Kandidat terakhir adalah T Setia Budi. Dirinya sudah jelas berada dalam lingkungan internal
Pemerintah Aceh. Otomatis sudah sangat dekat dengan Irwandi Yusuf (incumbent). Kalau
ada usulan Sekda Provinsi Aceh sebagai Pjs Gubernur Aceh dihembuskan oleh kalangan
masyarakat sipil di Aceh yang pro kepada incumbent. Sebagaian besar elit yang
berseberangan dengan incumbent mencium aroman konsensus dengan Setia Budi. Tidak
mengherankan ada celotehan mengatakan kalau pejabat pemerintahan berpotensi sangat besar
bermain politik dengan memberikan dukungan kepada kandidat. Apalagi incumbent dianggap
kandidat kuat maka potensi ini semakin terbuka lebar. Bahkan ada kabar yang mengatakan T.

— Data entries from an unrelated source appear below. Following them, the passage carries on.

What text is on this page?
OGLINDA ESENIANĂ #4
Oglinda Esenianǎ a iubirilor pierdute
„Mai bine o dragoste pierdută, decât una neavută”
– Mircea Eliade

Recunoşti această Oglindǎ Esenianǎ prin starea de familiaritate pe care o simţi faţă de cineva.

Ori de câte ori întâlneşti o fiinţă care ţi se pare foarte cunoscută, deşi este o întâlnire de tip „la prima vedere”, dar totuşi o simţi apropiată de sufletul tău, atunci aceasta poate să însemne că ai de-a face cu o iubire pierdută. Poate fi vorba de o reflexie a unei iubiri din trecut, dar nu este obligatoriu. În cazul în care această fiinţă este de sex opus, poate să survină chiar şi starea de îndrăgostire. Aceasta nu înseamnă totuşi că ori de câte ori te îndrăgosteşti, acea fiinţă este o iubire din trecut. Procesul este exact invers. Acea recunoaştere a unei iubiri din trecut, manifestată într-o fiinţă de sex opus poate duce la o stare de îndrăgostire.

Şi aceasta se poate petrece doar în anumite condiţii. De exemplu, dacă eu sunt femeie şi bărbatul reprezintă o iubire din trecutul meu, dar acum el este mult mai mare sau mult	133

Setia Budi di dukungan oleh elit Jakarta berbaju militer dan lingkaran tim incumbent. Oleh
karena itu sangat besar peluang T Setia Budi menjadi kandidat Pjs Gubernur Aceh.

Kalau ditanyakan siapa kandidat berpeluang paling besar. Saya menjawab 2 (dua)
Djohermansyah Johan dan T Setia Budi. Sekarang tergantung kekuatan lobi dari elit politik
Aceh yang ingin menggoalkan keduanya. Tentunya kekuatan lobi tidak terlepas konsensus
yang ditawarkan hingga mencapai kesepakatan politik atau kesepakatan ekonomi. Belum
berhenti di situ saja ada pihak kuda hitam yang siap menggugurkan keingian dari kedua kubu
yaitu Tarmizi Karim. Kunci kemenangan sangat dipengaruhi hubungan dan masuk dalam
lingkaran SBY. Tarmizi Karim sudah masuk dan lingkaran kedekatan tersebut. Tidak
menutup kemungkinan dirinya akan dipilih menjadi Pjs Gubernur Aceh.

Bagi masyarakat Aceh siapa pun Pjs Gubernur Aceh harus mampu membawa keberhasilan
jalannya pilkada Aceh hingga terpilih gubernur baru. Saya juga meminta agar Pjs Gubernur
Aceh jangan mendukung terhadap salah satu kandidat. Lakukan mandat sesuai tupoksinya
serta amanah jabatan akan dipertanggung jawabkan.